Our results demonstrate that MOF Zn(BTC)₄ can be loaded with EGCG. After optimizing the loading conditions, each gram of MOF Zn(BTC)₄ can be loaded with 236.227 mg EGCG. Chemical characterization of MOF Zn(BTC)₄ using IR spectroscopy showed that a new absorption peak appeared after adding EGCG. XRD analysis confirmed that the skeleton structure of MOF Zn(BTC)₄ filled with EGCG is basically maintained, and EGCG@MOF Zn(BTC)₄ can slowly release EGCG, which reduces the degradation rate of EGCG. By slowly releasing EGCG, EGCG@MOF Zn(BTC)₄ can reduce the expression of related inflammatory factors and significantly inhibit the inflammatory response in LPS-induced macrophages.
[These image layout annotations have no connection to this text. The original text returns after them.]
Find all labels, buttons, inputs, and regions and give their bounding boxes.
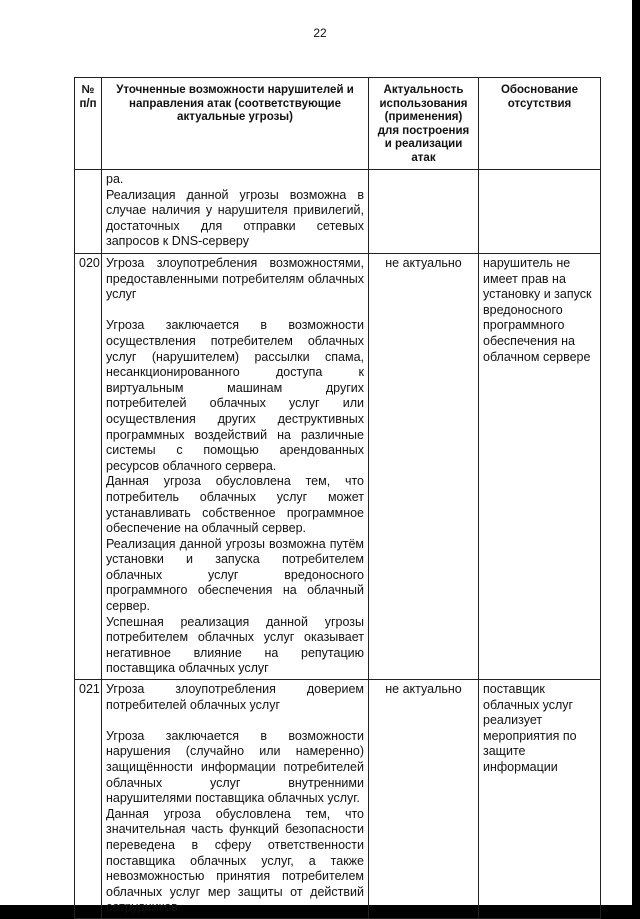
description-paragraph: Данная угроза обусловлена тем, что значительная часть функций безопасности переведена в сферу ответственности поставщика облачных услуг, а также невозможностью принятия потребителем облачных услуг мер защиты от действий сотрудников — [106, 806, 364, 915]
header-justification: Обоснование отсутствия — [479, 78, 601, 170]
table-row — [75, 680, 601, 919]
description-paragraph: Реализация данной угрозы возможна путём установки и запуска потребителем облачных услуг вредоносного программного обеспечения на облачный сервер. — [106, 536, 364, 614]
row-description-cell — [102, 680, 369, 919]
paragraph-gap — [106, 713, 364, 729]
row-actuality-cell — [369, 170, 479, 254]
header-actuality: Актуальность использования (применения) для построения и реализации атак — [369, 78, 479, 170]
header-number: № п/п — [75, 78, 102, 170]
row-number: 021 — [75, 680, 102, 919]
row-actuality: не актуально — [369, 254, 479, 680]
row-number: 020 — [75, 254, 102, 680]
row-description-cell — [102, 254, 369, 680]
header-description: Уточненные возможности нарушителей и направления атак (соответствующие актуальные угрозы) — [102, 78, 369, 170]
page-number: 22 — [313, 26, 327, 40]
table-row — [75, 254, 601, 680]
threats-table — [74, 77, 601, 919]
description-paragraph: Угроза заключается в возможности нарушения (случайно или намеренно) защищённости информации потребителей облачных услуг внутренними нарушителями поставщика облачных услуг. — [106, 728, 364, 806]
description-paragraph: ра. — [106, 172, 124, 186]
table-header-row — [75, 78, 601, 170]
row-actuality: не актуально — [369, 680, 479, 919]
threat-title: Угроза злоупотребления возможностями, предоставленными потребителям облачных услуг — [106, 256, 364, 302]
description-paragraph: Успешная реализация данной угрозы потребителем облачных услуг оказывает негативное влияние на репутацию поставщика облачных услуг — [106, 614, 364, 676]
threat-title: Угроза злоупотребления доверием потребителей облачных услуг — [106, 682, 364, 712]
row-description-cell — [102, 170, 369, 254]
row-number-cell — [75, 170, 102, 254]
paragraph-gap — [106, 303, 364, 319]
description-paragraph: Данная угроза обусловлена тем, что потребитель облачных услуг может устанавливать собственное программное обеспечение на облачный сервер. — [106, 474, 364, 536]
row-justification: нарушитель не имеет прав на установку и запуск вредоносного программного обеспечения на облачном сервере — [479, 254, 601, 680]
description-paragraph: Реализация данной угрозы возможна в случае наличия у нарушителя привилегий, достаточных для отправки сетевых запросов к DNS-серверу — [106, 187, 364, 249]
table-row-continuation — [75, 170, 601, 254]
row-justification-cell — [479, 170, 601, 254]
description-paragraph: Угроза заключается в возможности осуществления потребителем облачных услуг (нарушителем) рассылки спама, несанкционированного доступа к виртуальным машинам других потребителей облачных услуг или осуществления других деструктивных программных воздействий на различные системы с помощью арендованных ресурсов облачного сервера. — [106, 318, 364, 473]
row-justification: поставщик облачных услуг реализует мероприятия по защите информации — [479, 680, 601, 919]
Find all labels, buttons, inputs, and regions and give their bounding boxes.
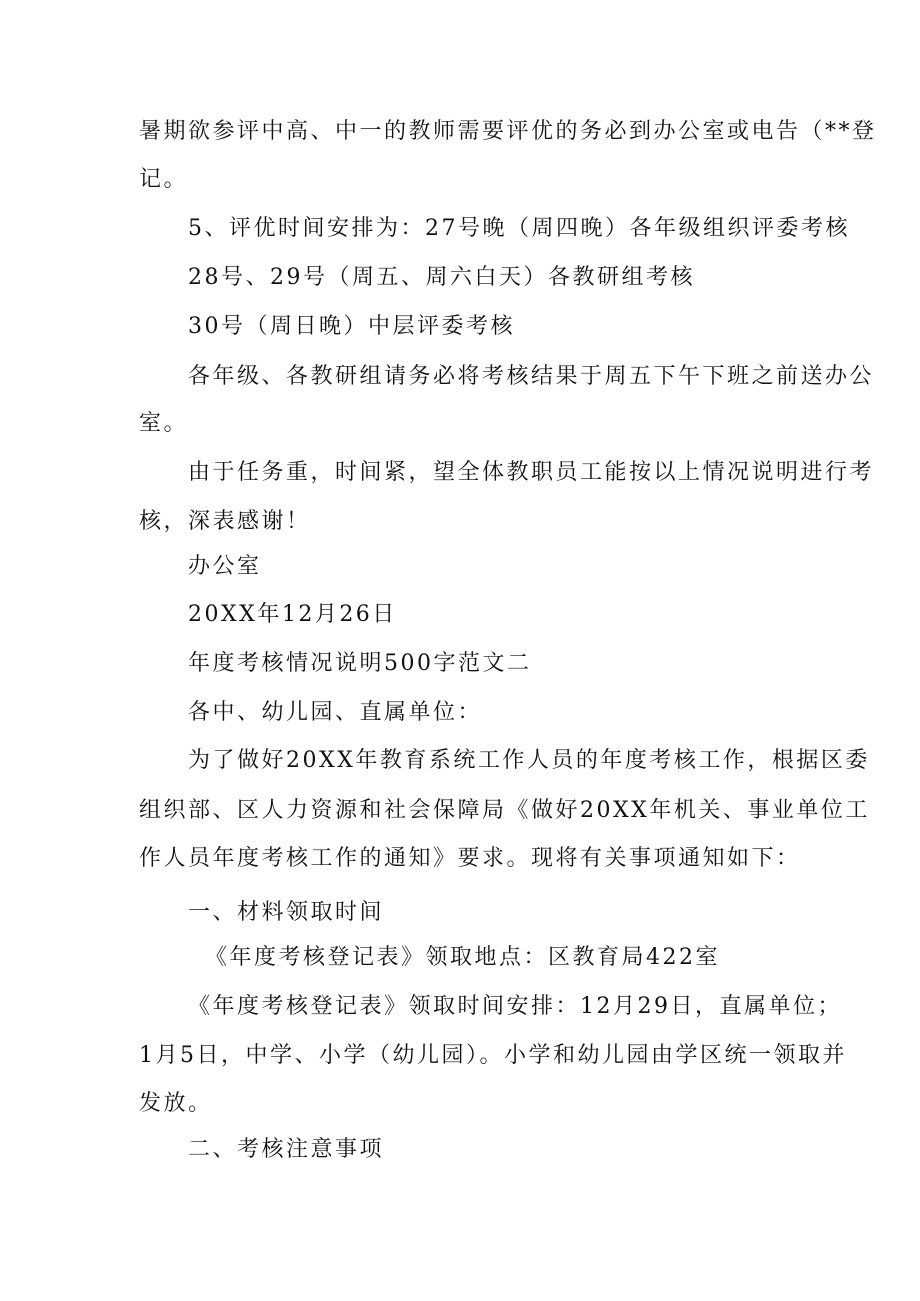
signature-date: 20XX年12月26日: [188, 602, 397, 627]
paragraph-line: 记。: [139, 167, 189, 192]
paragraph-line: 核，深表感谢！: [139, 509, 311, 534]
signature-office: 办公室: [188, 554, 262, 579]
paragraph-line: 为了做好20XX年教育系统工作人员的年度考核工作，根据区委: [188, 748, 870, 773]
paragraph-line: 组织部、区人力资源和社会保障局《做好20XX年机关、事业单位工: [139, 798, 870, 823]
paragraph-line: 室。: [139, 411, 189, 436]
paragraph-line: 5、评优时间安排为：27号晚（周四晚）各年级组织评委考核: [188, 216, 850, 241]
paragraph-line: 28号、29号（周五、周六白天）各教研组考核: [188, 265, 695, 290]
paragraph-line: 发放。: [139, 1091, 213, 1116]
paragraph-line: 暑期欲参评中高、中一的教师需要评优的务必到办公室或电告（**登: [139, 119, 877, 144]
section-heading: 一、材料领取时间: [188, 900, 385, 925]
paragraph-line: 《年度考核登记表》领取时间安排：12月29日，直属单位；: [188, 994, 842, 1019]
section-heading: 二、考核注意事项: [188, 1137, 385, 1162]
paragraph-line: 1月5日，中学、小学（幼儿园）。小学和幼儿园由学区统一领取并: [139, 1043, 847, 1068]
paragraph-line: 《年度考核登记表》领取地点：区教育局422室: [205, 945, 720, 970]
section-title: 年度考核情况说明500字范文二: [188, 651, 532, 676]
paragraph-line: 由于任务重，时间紧，望全体教职员工能按以上情况说明进行考: [188, 460, 875, 485]
paragraph-line: 各年级、各教研组请务必将考核结果于周五下午下班之前送办公: [188, 364, 875, 389]
paragraph-line: 30号（周日晚）中层评委考核: [188, 314, 515, 339]
salutation: 各中、幼儿园、直属单位：: [188, 700, 483, 725]
paragraph-line: 作人员年度考核工作的通知》要求。现将有关事项通知如下：: [139, 846, 801, 871]
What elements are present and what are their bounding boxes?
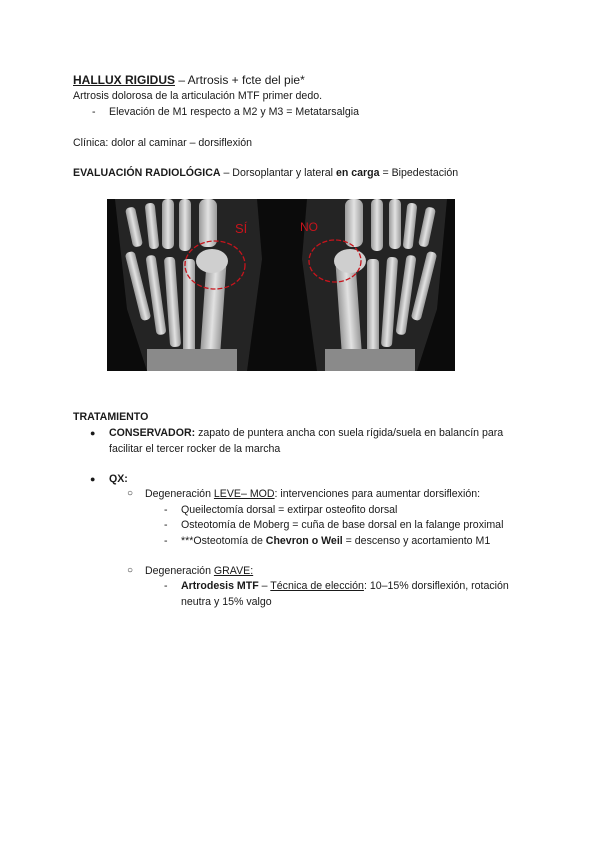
page-title: HALLUX RIGIDUS <box>73 73 175 87</box>
grave-underlined: GRAVE: <box>213 565 254 577</box>
dash-bullet: - <box>164 519 168 531</box>
evaluacion-label: EVALUACIÓN RADIOLÓGICA <box>73 167 221 179</box>
disc-bullet: ● <box>90 474 96 484</box>
label-si: SÍ <box>235 221 248 236</box>
xray-image <box>107 199 455 371</box>
definition-text: Artrosis dolorosa de la articulación MTF primer dedo. <box>73 90 323 102</box>
leve-item-3 <box>181 536 490 547</box>
title-suffix: – Artrosis + fcte del pie* <box>175 73 305 87</box>
leve-item3-suffix: = descenso y acortamiento M1 <box>342 535 491 547</box>
leve-item-1: Queilectomía dorsal = extirpar osteofito dorsal <box>181 504 398 516</box>
tratamiento-heading: TRATAMIENTO <box>73 411 149 423</box>
clinica-text: Clínica: dolor al caminar – dorsiflexión <box>73 137 252 149</box>
grave-item-underlined: Técnica de elección <box>270 580 364 592</box>
leve-suffix: : intervenciones para aumentar dorsiflexión: <box>274 488 481 500</box>
right-foot <box>302 199 447 371</box>
circle-bullet: ○ <box>127 565 134 576</box>
dash-bullet: - <box>164 535 168 547</box>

In addition, EGCG@MOF Zn(BTC)₄ can significantly inhibit the expression of proteins related to the Notch signaling pathway and reduce the expression of inflammatory TNF-α. Wound healing experiments in diabetic mice revealed that adding EGCG to MOF Zn(BTC)₄ can slow down the degradation rate of EGCG, enabling slower release and prolonging the time for EGCG to function. EGCG@MOF Zn(BTC)₄ treatment can significantly reduce inflammation in the skin wound tissue of diabetic mice. Compared with the skin wound tissue of control diabetic mice, the re-epithelialization and collagen accumulation levels of the EGCG group were significantly increased. Collectively, the results demonstrate that EGCG_@MOF Zn(BTC)₄ has the ability to release EGCG slowly, which slows its degradation and prolongs its action time.

Although MOFs have many significant advantages, there are still many challenges in clinical application. Compared with other nanocarriers, the development of MOFs as drug carriers is still in its infancy. Many problems need further optimization and research, such as the toxicity of metal ions, the degradability of MOFs, and the improvement of the biocompatibility of MOFs with the body. However, we have reason to believe that MOFs will have broad development prospects in the future.